Enquanto me atrapalhava com a embalagem de alumínio e colocava um guardanapo de
linho ao redor da cortiça para tirar a rolha, assisti a Alfonso trabalhar na apresentação da
refeição. Gostei de ele ter me deixado processar toda a coisa do “Quero te conhecer no
âmbito pessoal” no meu próprio ritmo.
– Você está colocando o Claude Troigros no chinelo. – Eu o observava cortar um
morango em fatias para decorar o prato de frutas.
– Resolvi usar todos os recursos existentes para seduzir os sentidos. – Ele estendeu
uma fatia de morango para mim. – Gostaria de uma mordida?
Meu coração parou. Perguntei-me vagamente quanto tempo ainda conseguiria respirar
sem esse órgão vital funcionando, mas depois ele voltou a engrenar. Agora batia num
ritmo que parecia três vezes mais rápido. Aquilo realmente estava acontecendo. Eu poderia
perder meu emprego por isso.
Mas estava muito longe do escritório agora.
Envergonhada, abri os lábios e me inclinei para a frente. Os olhos de Alfonso mergulharam
em direção à minha boca enquanto ele me alimentava, os nós dos dedos roçando em meu
queixo, e então a mão caindo.
– Delícia. – Ele nem sequer tinha provado o morango.
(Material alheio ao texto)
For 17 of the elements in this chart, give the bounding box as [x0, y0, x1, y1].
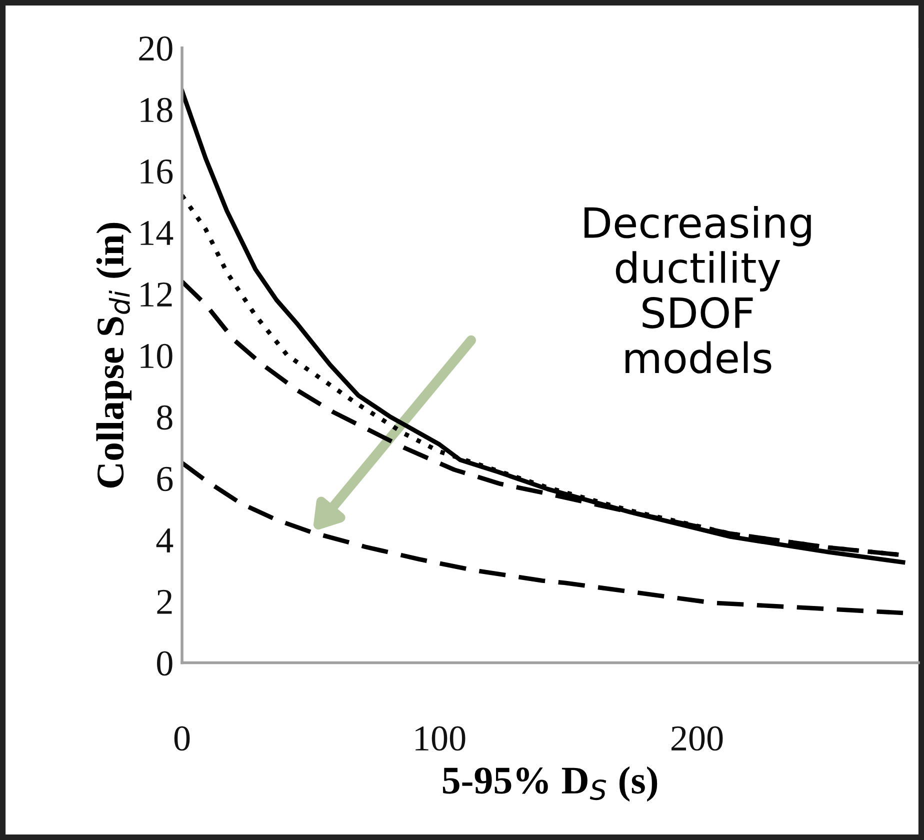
y-tick-label: 6 — [157, 466, 173, 492]
y-tick-label: 10 — [140, 344, 172, 368]
x-tick-label: 100 — [416, 726, 466, 751]
x-axis-title: 5-95% D$_{S}$ (s) — [442, 766, 658, 802]
y-axis-title: Collapse S$_{di}$ (in) — [96, 222, 132, 488]
y-tick-label: 18 — [140, 98, 172, 122]
y-tick-label: 4 — [156, 528, 174, 552]
y-tick-label: 2 — [157, 590, 172, 614]
y-tick-label: 20 — [139, 36, 172, 61]
annotation: Decreasing ductility SDOF models — [584, 206, 811, 374]
y-tick-label: 16 — [140, 159, 173, 184]
x-tick-label: 0 — [174, 726, 190, 751]
y-tick-label: 14 — [140, 221, 174, 245]
y-tick-label: 8 — [157, 405, 172, 430]
y-tick-label: 12 — [140, 282, 172, 306]
x-tick-label: 200 — [672, 726, 723, 751]
y-tick-label: 0 — [157, 651, 172, 676]
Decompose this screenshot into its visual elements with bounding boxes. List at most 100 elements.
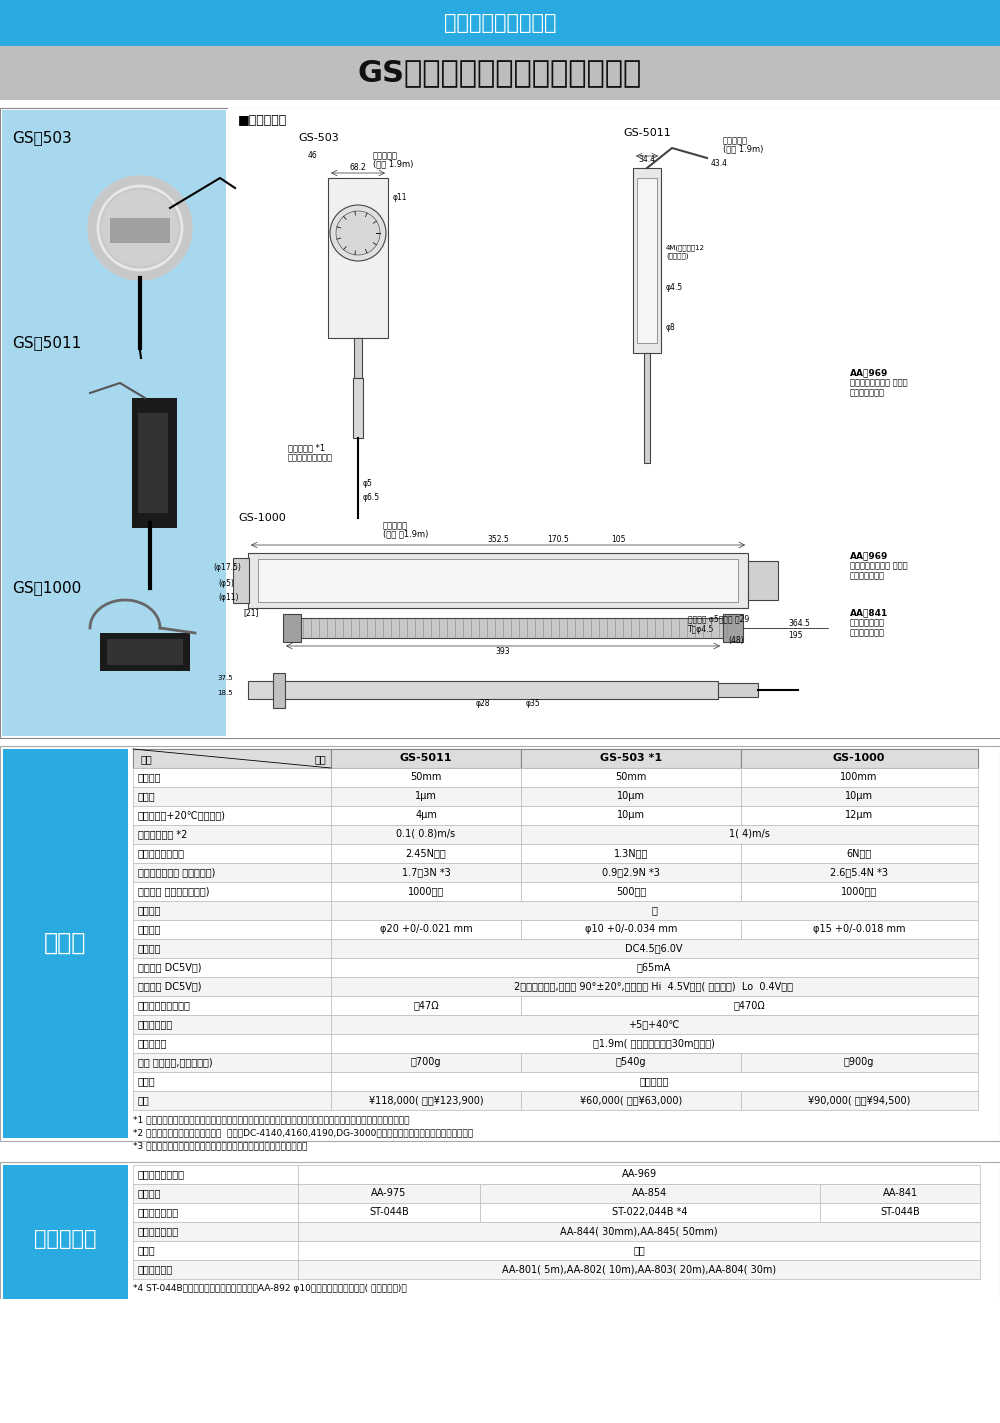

Simplesmente estava concentrado
em meus lábios.
Eu estava completamente perturbada. Totalmente excitada, mas desconcertada também.
– Você não precisava t-t-ter tido todo este trabalho – falei a ele, desacostumada àquele
tipo de atenção masculina.
– Não? – Ele pegou a garrafa de champanhe das minhas mãos e finalizou o trabalho do
qual tinha me esquecido. A cortiça estalou suavemente quando saiu. – Acho que você está
errada. Da última vez que a convidei para sair, levei um bolo.
Ele serviu o champanhe tão calmamente, que ninguém que estivesse nos observando
teria imaginado que ele havia acabado de jogar uma granada no meu mundo.